Mais les discussions continuent d'achopper sur les objectifs de restauration impartis aux terres agricoles, que les Etats veulent réintégrer au texte, à rebours du mandat des eurodéputés.
"La question est de savoir quelles flexibilités on ajoute pour trouver un point d'atterrissage intermédiaire", indique Pascal Canfin. En jeu notamment: des objectifs de restauration des tourbières, de populations de pollinisateurs ou d'oiseaux...
"On veut bien, dans un esprit de compromis, réintroduire des éléments, mais sans obligations complètement démesurées qu'on ne pourra atteindre", réagit Anne Sander, eurodéputée française PPE.
"Sur l'agriculture, difficile de contenter tout le monde. Une piste de compromis pourrait être de mettre la réintégration des terres agricoles en balance avec la création d'un +frein d'urgence+" que réclamait le PPE, souligne une source parlementaire.
Les eurodéputés avaient introduit ce dispositif permettant aux gouvernements de suspendre automatiquement l'application du texte en cas d'impact socio-économique "exceptionnel".
- Dérogations -
La Commission et les Etats ont endossé l'idée d'un tel "frein d'urgence", mais à condition que seul Bruxelles puisse le déclencher, pour une période maximale d'un an.
"C'est donnant-donnant: ça ne sert à rien de prévoir ce frein si le texte ne s'applique pas aux écosystèmes agricoles", souligne la source parlementaire.
"La Commission aurait tout pouvoir pour le déclencher, mais sur quels critères? Il faut davantage de clarté", insiste Anne Sander, préoccupée de l'impact agricole et soucieuse de voir mentionner l'impératif de "sécurité alimentaire".
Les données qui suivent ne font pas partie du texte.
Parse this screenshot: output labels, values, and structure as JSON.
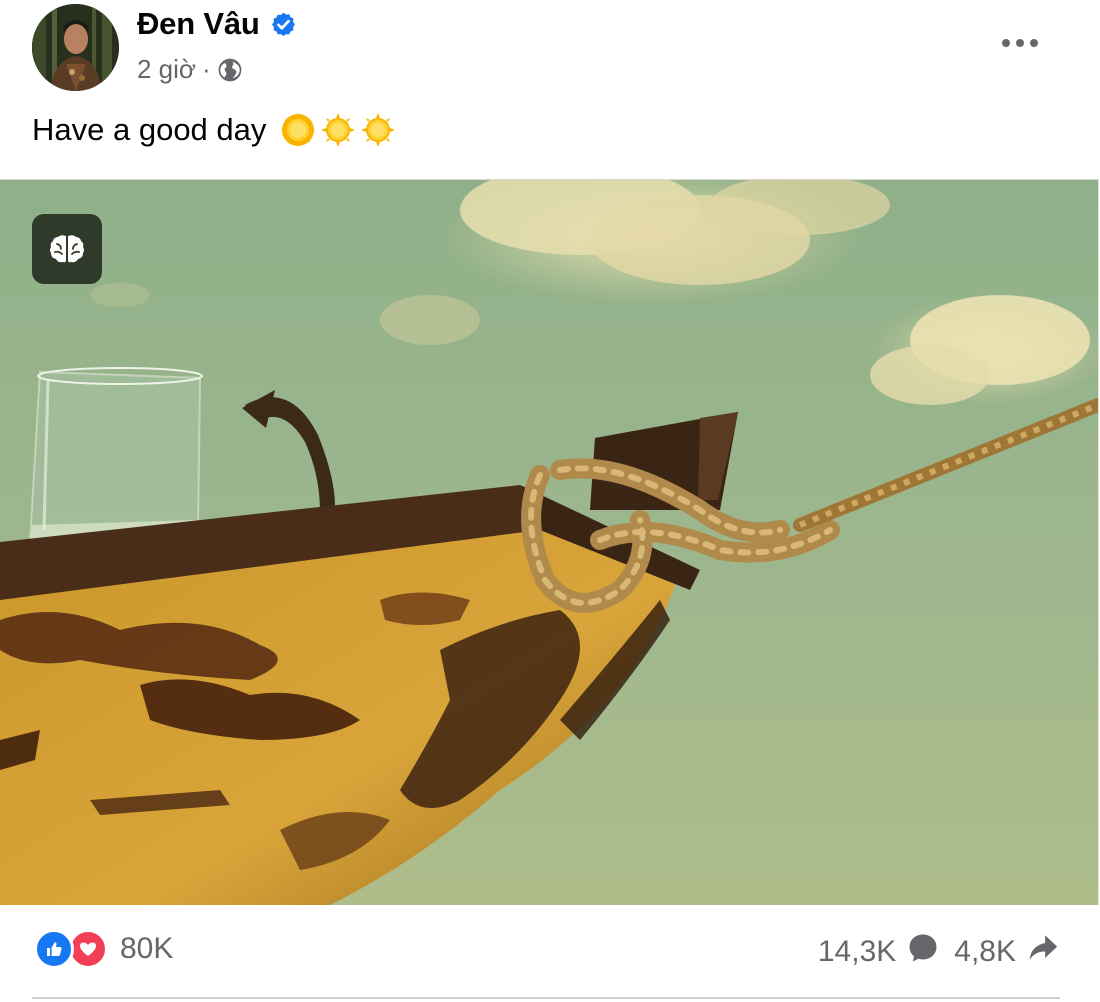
{
  "post": {
    "author": "Đen Vâu",
    "time": "2 giờ",
    "time_separator": "·",
    "caption": "Have a good day"
  },
  "footer": {
    "reaction_count": "80K",
    "comment_count": "14,3K",
    "share_count": "4,8K"
  },
  "icons": {
    "verified": "verified-badge-icon",
    "audience": "globe-icon",
    "more": "more-options-icon",
    "caption_emoji": [
      "sun-emoji",
      "sun-emoji",
      "sun-emoji"
    ],
    "photo_overlay": "brain-icon",
    "reactions": [
      "like-icon",
      "love-icon"
    ],
    "comment": "comment-icon",
    "share": "share-icon"
  },
  "colors": {
    "accent": "#1877f2",
    "love": "#f33e58",
    "secondary_text": "#65676b"
  }
}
Autre point dur: le principe de non-détérioration (maintien en bon état) appliqué à de vastes zones, potentiellement hors des aires classées Natura2000.
Etats comme eurodéputés préfèrent imposer des obligations de moyens (l'adoption de mesures appropriées), plutôt que de résultats (objectif chiffré), mais la formulation --plus ou moins contraignante-- reste vivement débattue.
En discussion également: une disposition, ajoutée par les eurodéputés, qui mettrait en cohérence la restauration des aires marines avec la politique de la pêcheEn discussion également: une disposition, ajoutée par les eurodéputés, qui mettrait en cohérence la restauration des aires marines avec la politique de la pêche.
"Une législation faible vaut mieux que pas de loi du tout", mais si trop de dérogations sont introduites, "cela pourrait saper les avancées réalisées dans d'autres textes", s'inquiète Ioannis Agapakis, juriste de l'ONG ClientEarth.
"Un résultat insuffisamment à la hauteur serait le signe que les décideurs ne sont pas prêts à affronter les crises du climat et de la biodiversité, contre les intérêts de leurs citoyens et de l'économie. Il sera peut-être trop tard pour rectifier le tir ultérieurement", avertit-il.
Selon Bruxelles, quelque 80% des habitats naturels dans l'UE sont dans un état de conservation "mauvais ou médiocre".